RETENTION OF POLITICAL MATERIALS IN THE PUBLIC FILE
Q: Now that the election is over, I want to do some "weeding-out" of the political section of our station's Public File. How long do we have to keep the files and the spots?
A: Documentation. The FCC's Rule, which requires stations to keep documentation regarding political broadcasts, mandates that the material be kept for two years. However, Washington state law requires media entities which accept political advertising keep the same information on file for public inspection for three years following the election to which they pertain. However, any materials which relate to a complaint filed with the FCC or the Washington State Public Disclosure Commission (PDC), involving the station, must be retained until the matter is resolved.
Spots. There is no FCC or Washington State Rule which requires a station to keep a copy of the script or the tape of a political spot.
Did you know a few years ago the PDC proposed to require stations to keep not only the documentation, but every spot as well for four years? They also proposed to require stations to make facilities available to the general public on demand to review any of the spots on file. WSAB defeated this proposal by educating the PDC staff and members of the Commission about the practical impossibilities of the proposal and testifying in opposition to it at the PDC's hearing on the issue!
Q: How are stations selected for FCC inspections? And, how should we treat an inspector when he or she arrives at the station? What specific objectives does an inspector have during a visit to a station?

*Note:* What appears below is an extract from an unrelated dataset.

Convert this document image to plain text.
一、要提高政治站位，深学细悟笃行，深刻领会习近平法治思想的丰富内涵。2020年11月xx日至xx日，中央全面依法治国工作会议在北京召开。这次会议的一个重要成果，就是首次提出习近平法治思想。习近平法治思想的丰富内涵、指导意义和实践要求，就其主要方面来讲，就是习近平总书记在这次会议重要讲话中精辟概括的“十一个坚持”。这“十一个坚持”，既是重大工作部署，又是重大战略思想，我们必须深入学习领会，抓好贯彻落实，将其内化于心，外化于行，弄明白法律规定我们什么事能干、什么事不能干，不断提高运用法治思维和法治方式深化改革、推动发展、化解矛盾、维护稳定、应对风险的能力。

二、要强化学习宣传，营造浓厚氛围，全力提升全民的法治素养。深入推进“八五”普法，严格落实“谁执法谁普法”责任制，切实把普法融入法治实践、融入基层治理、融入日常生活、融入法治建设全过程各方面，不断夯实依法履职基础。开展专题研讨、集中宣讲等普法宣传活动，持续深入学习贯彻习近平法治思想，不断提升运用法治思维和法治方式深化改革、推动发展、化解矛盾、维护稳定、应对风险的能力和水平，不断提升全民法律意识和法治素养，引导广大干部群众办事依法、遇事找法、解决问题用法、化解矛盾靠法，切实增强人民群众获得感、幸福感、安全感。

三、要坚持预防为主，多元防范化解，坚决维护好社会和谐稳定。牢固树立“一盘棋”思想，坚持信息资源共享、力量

A: Stations are randomly selected for FCC inspection. A station will also be inspected if the FCC receives a complaint regarding the station's operations. For instance, unresolved complaints of a station causing interference to public safety communications services, or complaints from pilots concerning a station's tower lighting are both situations that may trigger an inspection.
FCC inspectors do not like to wait for extended periods of time just to get to talk with someone in authority who knows the station's operations. There should always be someone available who can assist an inspector when he or she is performing an inspection. For instance, someone should always be available on short notice who knows where the Public File is located, and where the keys are located for the transmitter site. Basically, station staff should treat the inspector as any guest to the station would be treated.
Usually, the inspector takes an overall "snapshot" of a station's operations. The public file, technical operating parameters, EAS, logs and transmitter site may be reviewed, as well as any areas which were deficient in a previous inspection. Occasionally, an inspector will come to town and just look at, for instance, a station's Public File. Word spreads quickly among local broadcasters that an FCC inspector is in town, which usually results in other stations quickly reviewing their operations (and taking care of any little problems) - an intended objective of the inspector.
Q: Our station recently completed some technical changes. What is our obligation to people who complain about interference?
A: The FCC's Rules 73.88 and 73.318(b), (c) and (d) govern a station's responsibility with regard to "blanketing interference." Generally, the FCC expects that a station will assume full financial responsibility for satisfying all reasonable complaints arising from blanketing interference within one year of a major change in facilities within a "protected area." Protected areas include any area adjacent to the transmitter in which the AM field strength exceeds 1 V/m or in which the FM field strength exceeds 115 dbu (562 mV/m).
After one year, the station must provide information or technical assistance as needed to help resolve blanketing interference problems.
In addition, the FCC has a publication called "The Interference Handbook" which can be obtained by calling the FCC's Consumer Assistance Office at (202) 418-0200.
EXCUSES ACCEPTED BY THE FCC
Q: We've had a few problems at our station in the last year or two and, frankly, some FCC rules have not been observed. What kind of excuses for rule violations will the FCC accept?
A: Not many. Read on: The seller of a Kentucky TV station has been fined $20,000 for failing to maintain a main studio, for failing to maintain a public inspection file, and for failing to regularly broadcast station identification announcements. In response to the FCC's Notice of Apparent Liability, the station admitted that "its operations may not have always been in complete compliance with all Commission rules and policies with regard to main studios." A bit of an understatement: According to the FCC's Order in the case, for a period of nearly two years, the station's main studio was co-located at its transmitter building, which was locked and fenced to prevent entry. In addition, the FCC found that the station’s public inspection file, eventually discovered at a public library, was substantially incomplete for a period of nearly two years. The FCC also found that regular station identification announcements were not made over some unspecified period of time. There was also no local, toll-free telephone number, no employees who worked regular hours and no television production equipment, for a period of nearly two years. Zingo! A $20,000 fine, but the Commission did approve a transfer of control to a new owner.
FCC REPEAT OFFENDERS
Q: If our station has had an FCC fine in the past, could that make it harder on us if we have a violation in the future?
A: Yes, it could. Dick Zaragoza, of the Shaw Pittman law firm in Washington, DC and General Counsel of the Broadcast Executive Directors Association, reports that he has learned, informally, from the Commission that when the regional enforcement officials seek to determine the appropriate forfeiture amount for a given violation, they check the FCC's database to see if the licensee or group owner has committed the same type of rule violation before. If so, they will likely view the new violation as a type of repeat offense for which the licensee should pay more than if the violation were a first-time offense.